Black Eyed Pea Pasta Salad - cooking recipe

Ingredients
    1/2 lb rotini pasta (1/2 box)
    1 1/2 cups cooked black-eyed peas (can use frozen, canned or homemade)
    1 carrot, diced small
    6 ounces cooked salmon (canned works, but leftover salmon is great)
    1 cup artichoke heart (cut into quarters)
    1 cup sliced mushrooms
    1/4 cup lemon juice
    1/2 cup Greek yogurt
    1/4 cup olive oil
    1 tablespoon salt (or to taste)
    1/2 tablespoon pepper
    3 garlic cloves (minced)
    1/2 cup fresh cilantro (fresh, chopped fine)
    2 green onions (sliced)
    1/2 cup monterey jack pepper cheese (optional) or 1/2 cup parmesan cheese (optional)
Preparation
    Bring a pot of water up to a rapid boil.
    Drain off black-eyed peas, or if frozen submerse for a few minutes in boiling water until cooked through, with the aid of a strainer.

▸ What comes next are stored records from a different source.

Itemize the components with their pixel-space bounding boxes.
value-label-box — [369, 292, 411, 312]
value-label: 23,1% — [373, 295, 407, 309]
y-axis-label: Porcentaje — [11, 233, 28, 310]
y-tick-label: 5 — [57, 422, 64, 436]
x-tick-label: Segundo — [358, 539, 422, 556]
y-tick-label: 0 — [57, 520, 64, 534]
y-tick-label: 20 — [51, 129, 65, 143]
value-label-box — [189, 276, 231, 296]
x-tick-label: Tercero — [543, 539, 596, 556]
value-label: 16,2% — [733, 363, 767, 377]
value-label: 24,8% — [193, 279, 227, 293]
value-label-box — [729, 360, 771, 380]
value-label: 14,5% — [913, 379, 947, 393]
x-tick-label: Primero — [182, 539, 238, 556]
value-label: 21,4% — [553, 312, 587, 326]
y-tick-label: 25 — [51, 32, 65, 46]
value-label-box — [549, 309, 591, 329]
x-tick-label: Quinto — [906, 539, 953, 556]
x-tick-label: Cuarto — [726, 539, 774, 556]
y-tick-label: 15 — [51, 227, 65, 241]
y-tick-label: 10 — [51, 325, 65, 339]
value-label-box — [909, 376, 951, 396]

    Lightly cook carrots for a few minutes in boiling water using a strainer to submerse and remove from water.
    Lightly boil mushrooms the same way or cook them lightly in olive oil in a pan.
    Add pasta to water and cook approximately 7 minutes. I usually undercook the pasta slightly so the pasta doesn't get too mushy after absorbing liquid in the salad, or if you want to eat the pasta hot later.
    Mix together garlic, cilantro, green onions, yogurt, lemon juice, olive oil, salt, pepper. Taste and adjust seasoning if you like. Onion and garlic powder and parsley are also great additions.
    Combine sauce with vegetables, black eyed peas and salmon flaked into small pieces and again taste and adjust seasoning.
    Remove pasta and strain.
    Mix pasta into vegetable mixture and give a final taste and adjust if needed.
    Sprinkle cheese if using on top and heat in oven or microwave if desired.
    This dish is also excellent cold, though I prefer it warm with some cheese melted on top.